Mempertahankan pajak ganda, bukan saja akan menghambat perkembangan perbankan syariah, tetapi juga menunjukkan tidak adanya good will yang cukup strategis. Memang penghapusan pajak ganda secara faktual akan mengurangi penerimaan pajak, tetapi di sisi lain, tergeraknya roda ekonomi karena investasi tadi akan memiliki spill over terjadinya aktivitas ekonomi yang pada akhirnya bermuara pada meningkatnya pendapatan pajak.

Terlebih lagi, perbankan syariah selama ini menunjukkan lebih banyak menyentuh sektor riil jika dibandingkan dengan perbankan konvensional. Sebenarnya, dalam Peraturan Pemerintah No 144 Tahun 2000 Pasal 5 huruf d, jasa perbankan mendapatkan dispensasi untuk tidak terkena kewajiban PPN. Namun, menurut penafsiran Ditjen Pajak, transaksi murabahah tidak dapat digolongkan sebagai jasa perbankan.

Jika dilihat secara faktual, perbankan syariah juga institusi perbankan, yang juga berada di bawah regulasi Bank Indonesia.
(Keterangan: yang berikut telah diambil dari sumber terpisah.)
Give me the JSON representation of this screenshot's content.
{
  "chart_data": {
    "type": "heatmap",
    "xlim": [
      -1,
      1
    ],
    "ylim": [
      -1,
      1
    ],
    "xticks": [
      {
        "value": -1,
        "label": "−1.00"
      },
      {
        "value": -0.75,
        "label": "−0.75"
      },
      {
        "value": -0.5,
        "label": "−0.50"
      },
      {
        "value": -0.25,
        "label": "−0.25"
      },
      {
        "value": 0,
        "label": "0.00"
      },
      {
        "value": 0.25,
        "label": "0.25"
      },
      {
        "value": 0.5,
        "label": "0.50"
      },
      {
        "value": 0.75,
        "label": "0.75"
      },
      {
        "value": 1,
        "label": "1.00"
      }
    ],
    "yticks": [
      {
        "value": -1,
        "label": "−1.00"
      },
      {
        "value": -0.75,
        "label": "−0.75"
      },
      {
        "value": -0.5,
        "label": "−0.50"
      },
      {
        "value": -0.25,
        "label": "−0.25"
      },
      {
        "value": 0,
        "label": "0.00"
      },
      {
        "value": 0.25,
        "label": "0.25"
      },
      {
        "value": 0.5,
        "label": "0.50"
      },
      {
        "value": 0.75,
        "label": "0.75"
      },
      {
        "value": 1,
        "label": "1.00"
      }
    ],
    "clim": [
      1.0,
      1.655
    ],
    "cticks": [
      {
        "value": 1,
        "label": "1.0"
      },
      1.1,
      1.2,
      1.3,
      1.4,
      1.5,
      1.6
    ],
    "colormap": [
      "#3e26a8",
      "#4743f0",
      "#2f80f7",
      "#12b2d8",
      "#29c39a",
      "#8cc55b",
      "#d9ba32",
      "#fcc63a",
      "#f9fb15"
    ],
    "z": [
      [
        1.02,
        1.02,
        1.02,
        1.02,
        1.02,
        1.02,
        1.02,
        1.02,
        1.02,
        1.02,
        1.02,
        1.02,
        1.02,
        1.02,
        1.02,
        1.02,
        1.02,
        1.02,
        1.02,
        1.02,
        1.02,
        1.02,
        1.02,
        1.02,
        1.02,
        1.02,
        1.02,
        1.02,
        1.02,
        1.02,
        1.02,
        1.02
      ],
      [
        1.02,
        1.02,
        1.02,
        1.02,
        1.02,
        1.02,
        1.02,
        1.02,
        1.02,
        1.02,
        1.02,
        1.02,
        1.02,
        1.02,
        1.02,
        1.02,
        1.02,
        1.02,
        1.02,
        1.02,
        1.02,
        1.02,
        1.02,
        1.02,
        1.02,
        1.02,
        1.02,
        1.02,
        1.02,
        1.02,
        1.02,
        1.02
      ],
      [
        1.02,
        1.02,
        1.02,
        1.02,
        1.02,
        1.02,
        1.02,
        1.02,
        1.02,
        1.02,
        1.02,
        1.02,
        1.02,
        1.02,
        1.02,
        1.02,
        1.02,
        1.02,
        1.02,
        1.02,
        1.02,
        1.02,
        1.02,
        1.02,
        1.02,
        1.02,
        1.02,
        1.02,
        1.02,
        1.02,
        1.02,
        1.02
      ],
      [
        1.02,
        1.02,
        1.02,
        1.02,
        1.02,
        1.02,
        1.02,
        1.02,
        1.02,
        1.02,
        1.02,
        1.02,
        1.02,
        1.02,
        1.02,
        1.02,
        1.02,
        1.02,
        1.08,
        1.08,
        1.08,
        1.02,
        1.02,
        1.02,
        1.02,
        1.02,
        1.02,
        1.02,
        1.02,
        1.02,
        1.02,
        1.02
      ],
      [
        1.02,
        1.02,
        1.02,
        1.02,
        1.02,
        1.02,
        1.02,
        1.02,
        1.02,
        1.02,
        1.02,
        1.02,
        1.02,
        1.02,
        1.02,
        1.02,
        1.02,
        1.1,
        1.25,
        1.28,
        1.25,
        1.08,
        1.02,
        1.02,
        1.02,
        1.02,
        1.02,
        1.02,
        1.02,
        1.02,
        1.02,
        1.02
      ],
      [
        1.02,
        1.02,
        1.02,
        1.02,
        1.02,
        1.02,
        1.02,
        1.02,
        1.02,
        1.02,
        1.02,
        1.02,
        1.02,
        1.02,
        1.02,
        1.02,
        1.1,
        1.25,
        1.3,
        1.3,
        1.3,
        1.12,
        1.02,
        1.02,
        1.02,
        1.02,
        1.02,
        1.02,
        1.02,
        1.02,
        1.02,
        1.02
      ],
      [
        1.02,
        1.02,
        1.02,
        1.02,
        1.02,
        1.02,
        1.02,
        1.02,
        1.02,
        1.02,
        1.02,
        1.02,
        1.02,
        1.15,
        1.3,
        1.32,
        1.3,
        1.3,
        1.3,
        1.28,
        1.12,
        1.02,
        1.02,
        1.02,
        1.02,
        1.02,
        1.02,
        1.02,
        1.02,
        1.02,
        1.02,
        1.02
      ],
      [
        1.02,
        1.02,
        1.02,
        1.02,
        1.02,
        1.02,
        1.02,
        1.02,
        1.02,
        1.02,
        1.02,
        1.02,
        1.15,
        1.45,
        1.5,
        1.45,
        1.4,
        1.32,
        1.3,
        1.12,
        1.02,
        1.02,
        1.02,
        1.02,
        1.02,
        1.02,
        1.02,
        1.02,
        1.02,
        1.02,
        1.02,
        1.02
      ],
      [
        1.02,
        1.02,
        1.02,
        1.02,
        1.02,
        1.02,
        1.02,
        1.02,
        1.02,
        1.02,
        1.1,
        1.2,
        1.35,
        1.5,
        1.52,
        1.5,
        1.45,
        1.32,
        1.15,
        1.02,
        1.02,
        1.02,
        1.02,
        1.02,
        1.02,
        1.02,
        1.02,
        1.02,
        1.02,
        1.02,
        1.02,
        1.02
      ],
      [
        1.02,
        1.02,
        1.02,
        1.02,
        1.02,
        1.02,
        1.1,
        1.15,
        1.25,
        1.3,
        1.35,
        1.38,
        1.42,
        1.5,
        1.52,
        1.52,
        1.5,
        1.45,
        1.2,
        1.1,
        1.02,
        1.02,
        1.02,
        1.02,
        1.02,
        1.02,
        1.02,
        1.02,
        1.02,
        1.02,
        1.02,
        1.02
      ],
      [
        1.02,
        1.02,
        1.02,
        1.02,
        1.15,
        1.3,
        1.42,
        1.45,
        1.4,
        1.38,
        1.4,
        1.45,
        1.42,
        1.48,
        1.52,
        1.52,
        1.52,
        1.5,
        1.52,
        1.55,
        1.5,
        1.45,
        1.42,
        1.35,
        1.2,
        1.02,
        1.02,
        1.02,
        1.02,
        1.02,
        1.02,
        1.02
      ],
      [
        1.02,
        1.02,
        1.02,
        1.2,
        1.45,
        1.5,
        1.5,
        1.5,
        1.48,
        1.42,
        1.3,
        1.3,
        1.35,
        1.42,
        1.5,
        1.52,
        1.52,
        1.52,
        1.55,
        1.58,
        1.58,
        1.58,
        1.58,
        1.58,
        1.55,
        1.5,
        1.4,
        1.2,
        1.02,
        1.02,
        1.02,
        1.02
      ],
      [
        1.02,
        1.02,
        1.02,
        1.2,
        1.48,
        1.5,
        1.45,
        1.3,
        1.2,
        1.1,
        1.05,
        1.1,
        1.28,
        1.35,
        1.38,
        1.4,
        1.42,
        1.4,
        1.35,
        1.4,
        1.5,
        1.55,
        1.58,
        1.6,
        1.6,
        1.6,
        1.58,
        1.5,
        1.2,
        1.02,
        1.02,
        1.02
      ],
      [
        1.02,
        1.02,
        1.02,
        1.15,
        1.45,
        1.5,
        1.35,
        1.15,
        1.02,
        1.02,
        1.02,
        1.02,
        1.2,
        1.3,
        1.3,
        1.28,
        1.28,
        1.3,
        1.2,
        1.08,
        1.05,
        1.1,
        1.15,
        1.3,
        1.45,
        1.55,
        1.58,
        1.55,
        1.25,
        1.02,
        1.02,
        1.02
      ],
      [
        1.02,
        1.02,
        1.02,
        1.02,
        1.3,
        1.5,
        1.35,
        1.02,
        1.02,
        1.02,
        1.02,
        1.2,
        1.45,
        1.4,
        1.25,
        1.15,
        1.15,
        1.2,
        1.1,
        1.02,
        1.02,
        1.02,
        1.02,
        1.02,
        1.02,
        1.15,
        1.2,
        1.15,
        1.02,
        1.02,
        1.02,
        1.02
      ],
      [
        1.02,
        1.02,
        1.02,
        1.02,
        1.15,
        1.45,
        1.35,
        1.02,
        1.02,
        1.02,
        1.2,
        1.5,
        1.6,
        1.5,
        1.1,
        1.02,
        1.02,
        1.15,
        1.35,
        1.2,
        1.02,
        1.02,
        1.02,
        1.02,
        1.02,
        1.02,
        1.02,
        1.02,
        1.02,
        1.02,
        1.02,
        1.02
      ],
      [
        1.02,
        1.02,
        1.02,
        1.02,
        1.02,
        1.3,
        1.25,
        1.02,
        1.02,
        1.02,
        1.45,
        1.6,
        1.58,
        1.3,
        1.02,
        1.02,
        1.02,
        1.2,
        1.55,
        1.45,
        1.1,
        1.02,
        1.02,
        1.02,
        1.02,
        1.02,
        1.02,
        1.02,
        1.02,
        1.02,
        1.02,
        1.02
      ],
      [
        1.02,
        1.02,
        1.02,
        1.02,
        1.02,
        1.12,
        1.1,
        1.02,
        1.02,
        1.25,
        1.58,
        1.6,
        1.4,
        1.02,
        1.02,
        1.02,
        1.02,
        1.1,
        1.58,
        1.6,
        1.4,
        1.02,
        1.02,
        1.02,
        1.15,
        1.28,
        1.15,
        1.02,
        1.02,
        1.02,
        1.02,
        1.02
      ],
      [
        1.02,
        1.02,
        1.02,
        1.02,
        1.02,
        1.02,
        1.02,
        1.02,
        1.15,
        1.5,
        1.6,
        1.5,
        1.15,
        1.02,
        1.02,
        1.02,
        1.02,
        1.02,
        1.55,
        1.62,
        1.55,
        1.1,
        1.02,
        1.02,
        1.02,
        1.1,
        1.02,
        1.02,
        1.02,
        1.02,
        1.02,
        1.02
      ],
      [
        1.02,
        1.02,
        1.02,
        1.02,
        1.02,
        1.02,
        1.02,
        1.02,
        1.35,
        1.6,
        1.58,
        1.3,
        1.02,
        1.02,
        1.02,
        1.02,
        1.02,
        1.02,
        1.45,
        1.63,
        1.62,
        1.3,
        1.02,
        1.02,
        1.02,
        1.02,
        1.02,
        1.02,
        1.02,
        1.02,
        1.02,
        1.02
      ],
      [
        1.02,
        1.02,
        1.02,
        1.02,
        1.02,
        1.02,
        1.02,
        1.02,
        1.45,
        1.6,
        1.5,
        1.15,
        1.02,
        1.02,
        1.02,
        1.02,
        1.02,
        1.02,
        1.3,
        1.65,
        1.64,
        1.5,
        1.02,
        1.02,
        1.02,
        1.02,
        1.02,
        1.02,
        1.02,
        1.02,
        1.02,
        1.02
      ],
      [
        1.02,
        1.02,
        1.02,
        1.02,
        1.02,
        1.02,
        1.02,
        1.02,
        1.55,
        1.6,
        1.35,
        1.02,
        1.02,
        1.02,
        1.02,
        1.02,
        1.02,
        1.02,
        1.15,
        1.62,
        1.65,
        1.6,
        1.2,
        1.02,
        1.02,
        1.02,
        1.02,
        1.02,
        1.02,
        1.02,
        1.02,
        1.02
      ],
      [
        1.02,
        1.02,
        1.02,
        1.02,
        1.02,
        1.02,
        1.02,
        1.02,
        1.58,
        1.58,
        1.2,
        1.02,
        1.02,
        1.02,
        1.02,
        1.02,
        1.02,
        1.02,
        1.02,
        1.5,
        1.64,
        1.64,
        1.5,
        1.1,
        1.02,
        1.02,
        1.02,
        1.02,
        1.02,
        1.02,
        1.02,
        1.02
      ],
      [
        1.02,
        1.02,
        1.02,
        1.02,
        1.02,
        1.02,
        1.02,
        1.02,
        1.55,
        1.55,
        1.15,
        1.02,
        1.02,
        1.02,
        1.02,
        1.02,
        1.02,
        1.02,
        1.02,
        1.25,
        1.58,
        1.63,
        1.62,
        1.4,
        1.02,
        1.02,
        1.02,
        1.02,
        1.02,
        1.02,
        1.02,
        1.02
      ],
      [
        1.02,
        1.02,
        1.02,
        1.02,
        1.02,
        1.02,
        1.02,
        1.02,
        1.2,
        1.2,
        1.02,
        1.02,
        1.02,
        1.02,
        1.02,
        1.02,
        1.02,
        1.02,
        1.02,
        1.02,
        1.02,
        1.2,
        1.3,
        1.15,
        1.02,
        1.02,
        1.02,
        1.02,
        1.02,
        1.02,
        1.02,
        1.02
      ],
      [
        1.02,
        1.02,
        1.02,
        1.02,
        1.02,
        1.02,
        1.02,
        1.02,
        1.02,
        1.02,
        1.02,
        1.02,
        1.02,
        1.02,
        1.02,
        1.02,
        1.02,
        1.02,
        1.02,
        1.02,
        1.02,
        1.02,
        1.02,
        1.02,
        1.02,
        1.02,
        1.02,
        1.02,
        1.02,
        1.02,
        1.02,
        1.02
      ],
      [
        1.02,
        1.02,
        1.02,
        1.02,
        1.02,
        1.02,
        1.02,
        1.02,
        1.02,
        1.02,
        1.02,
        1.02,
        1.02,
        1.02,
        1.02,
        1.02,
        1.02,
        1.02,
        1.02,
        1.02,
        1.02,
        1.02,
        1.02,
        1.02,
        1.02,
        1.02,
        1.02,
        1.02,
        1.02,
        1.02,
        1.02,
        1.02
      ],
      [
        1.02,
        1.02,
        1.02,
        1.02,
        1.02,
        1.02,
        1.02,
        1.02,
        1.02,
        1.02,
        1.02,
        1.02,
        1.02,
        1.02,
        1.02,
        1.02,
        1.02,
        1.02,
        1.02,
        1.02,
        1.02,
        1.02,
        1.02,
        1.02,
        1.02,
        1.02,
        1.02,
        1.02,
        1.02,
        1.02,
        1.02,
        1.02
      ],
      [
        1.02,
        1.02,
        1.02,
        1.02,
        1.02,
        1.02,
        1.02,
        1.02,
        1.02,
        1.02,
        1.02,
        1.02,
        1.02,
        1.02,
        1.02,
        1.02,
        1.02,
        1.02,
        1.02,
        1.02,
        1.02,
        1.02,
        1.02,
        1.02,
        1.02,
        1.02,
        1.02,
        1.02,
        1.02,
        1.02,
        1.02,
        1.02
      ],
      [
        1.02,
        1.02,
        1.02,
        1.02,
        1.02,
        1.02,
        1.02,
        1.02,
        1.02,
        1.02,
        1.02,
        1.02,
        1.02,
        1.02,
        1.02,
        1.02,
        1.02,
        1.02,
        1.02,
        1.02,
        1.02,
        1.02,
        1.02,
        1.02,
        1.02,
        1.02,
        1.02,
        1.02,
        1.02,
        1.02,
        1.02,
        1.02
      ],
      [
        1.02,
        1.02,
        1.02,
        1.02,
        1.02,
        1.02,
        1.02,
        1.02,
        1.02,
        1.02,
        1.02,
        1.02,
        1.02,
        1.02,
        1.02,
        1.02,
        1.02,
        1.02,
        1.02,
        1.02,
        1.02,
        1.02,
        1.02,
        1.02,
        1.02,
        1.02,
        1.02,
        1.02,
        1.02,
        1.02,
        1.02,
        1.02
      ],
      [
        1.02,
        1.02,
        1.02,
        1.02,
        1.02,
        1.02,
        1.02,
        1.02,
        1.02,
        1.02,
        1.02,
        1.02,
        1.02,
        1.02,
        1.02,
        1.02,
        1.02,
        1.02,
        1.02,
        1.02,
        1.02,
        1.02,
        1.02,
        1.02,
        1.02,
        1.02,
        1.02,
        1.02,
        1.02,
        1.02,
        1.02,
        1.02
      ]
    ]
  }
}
Berbagai perubahan regulasi di berbagai negara yang disebutkan di atas, hampir semuanya memiliki tafsiran bahwa apa pun produk bank syariah, dia haruslah dianggap sebagai bagian dari sistem perbankan yang tidak layak dikenai dengan pajak ganda. UU No. 18 Tahun 2000 tersebut di atas haruslah dengan segera diamandemen untuk dapat merespons masalah ini, berikut dengan pengeluaran peraturan pemerintah dalam hal terkait.

ikhtisar:
- Pemerintah masih kurang berpihak pada perbankan syariah.
- Negara-negara lain mulai memberi tempat pada praktik syariah.
- Perlu stimulus agar bisnis syariah bisa berkembang.